Masih kata Natapong, pihaknya memberikan beasiswa kepada 100 orang pelajar SMA melalui program SCG Sharing the Dream diberikan kepada pelajar yang kurang mampu untuk melanjutkan pendidikan, serta untuk membantu kepada sesama. “Bantuan yang diberikan sekitar Rp2 juta per siswa dan bantuan kelengkapan belajar mengajar. Kami juga berharap, bantuan yang diberikan dapat bermanfaat untuk mereka,” harapnya.

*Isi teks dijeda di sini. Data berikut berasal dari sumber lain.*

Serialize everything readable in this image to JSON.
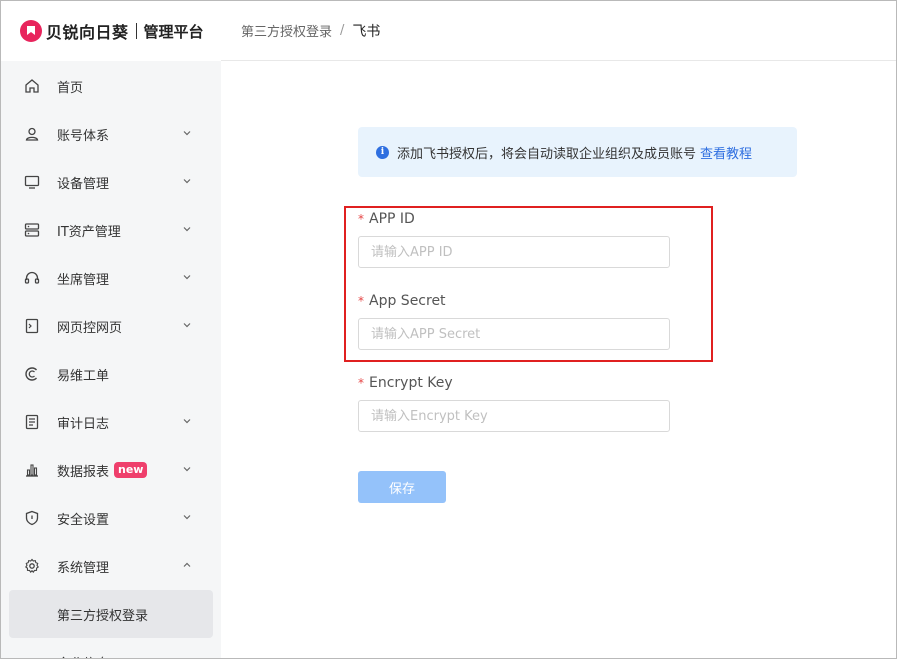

Hal serupa juga dikatakan, Direktur PT Semen Jawa, Attapong Sathitmanotham. Ia mengatakan, angka putus sekolah di Kabupaten Sukabumi cukup memprihatinkan. Hal ini menjadi kewajiban semua pihak untuk terlibat aktif menekan angka putus sekolah di Kabupaten Sukabumi. “Melalui program SCG Sharing the Dream, menjadi salah satu upaya kami untuk menekan angka putus sekolah. Kami percaya, bila mimpi direncanakan dengan baik serta didukung dengan modal dasar yang memadai, semua itu dapat terealisasikan,” tuturnya.

Program beasiswa yang diberikan tersebut, diharapkan dapat mendorong satu langkah untuk setiap pelajar meraih mimpi-mimpinya. Di tahun 2013-2015, pihaknya sudah memberikan beasiswa untuk menekan angka putus sekolah di Kabupaten Sukabumi. “Komitmen kami tetap tumbuh dan berkembang dengan masyarakat,” terangnya.

Sementara itu, Bupati Sukabumi, Sukmawijaya mengatakan, walaupun PT SCG belum beroperasi, namun kepedulian terhadap dunia pendidikan sangat dirasakan oleh pelajar di Kabupaten Sukabumi. Dari informasi yang dihimpun, 100 pelajar yang menerima beasiswa tersebut terdiri dari SMAN 1 Jampangtengah, MAN Jampangtengah, SMAN 1 Nyalindung dan SMAN 1 Gunungguruh. “Para pelajar yang mendapatkan beasiswa harus semakin bersemangat untuk meraih cita-cita serta memiliki pengetahuan yang bermanfaat,” ujarnya.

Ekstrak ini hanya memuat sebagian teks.